Wednesday, March 7, 2012

I Paid a Bribe and Similar Corruption-Exposing Sites Spread - NYTimes.com

I Paid a Bribe and Similar Corruption-Exposing Sites Spread - NYTimes.com

The going rate to get a child who has already passed the entrance requirements into high school in Nairobi, Kenya? 20,000 shillings.

The expense of obtaining a driver’s license after having passed the test in Karachi, Pakistan? 3,000 rupees.

Such is the price of what Swati Ramanathan calls “retail corruption,” the sort of nickel-and-dime bribery, as opposed to large-scale graft, that infects everyday life in so many parts of the world.

Ms. Ramanathan and her husband, Ramesh, along with Sridar Iyengar, set out to change all that in August 2010 when they started ipaidabribe.com, a site that collects anonymous reports of bribes paid, bribes requested but not paid and requests that were expected but not forthcoming.

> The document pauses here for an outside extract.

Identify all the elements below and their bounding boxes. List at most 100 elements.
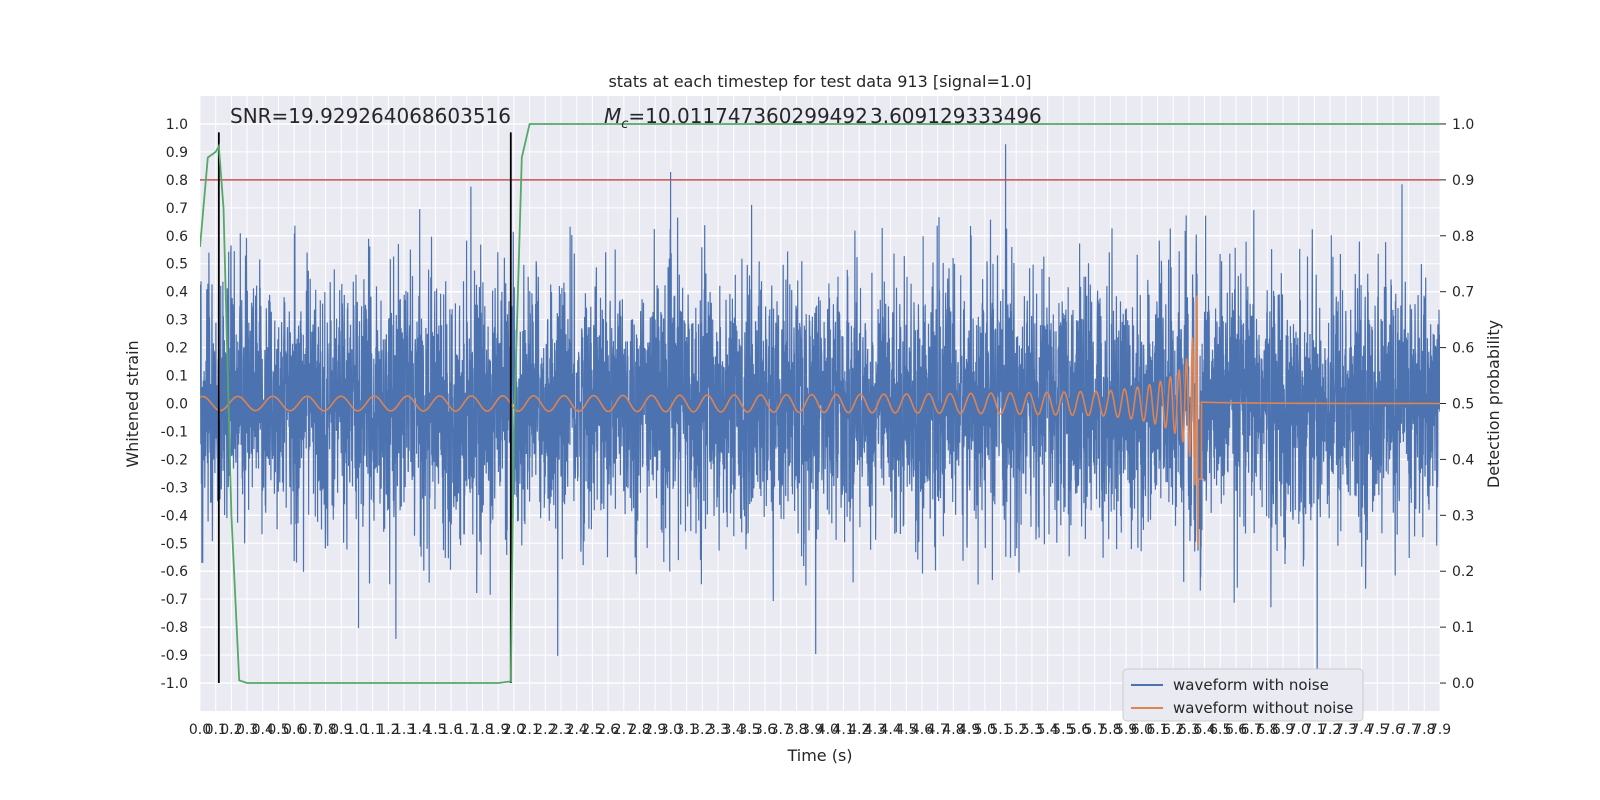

Mr. Ragui in Kenya is working to develop a system to enable reporting of bribery by mobile phone that he hopes to have ready in time for elections later this year. The idea is to allow people to report vote-buying in real time that will be connected to a map. “It could be really powerful to have real time, granular data to analyze how much corruption affect the election,” he said.

“My real goal, though,” he added, “is to change just one government department and how it does business.”

That is what happened in Bangalore, where Bhaskar Rao, the transport commissioner for the state of Karnataka, used the data collected on I Paid a Bribe to push through reforms in the motor vehicle department. Some 20 senior officers in the department were “cautioned,” Mr. Rao said, and many others received ethics counseling.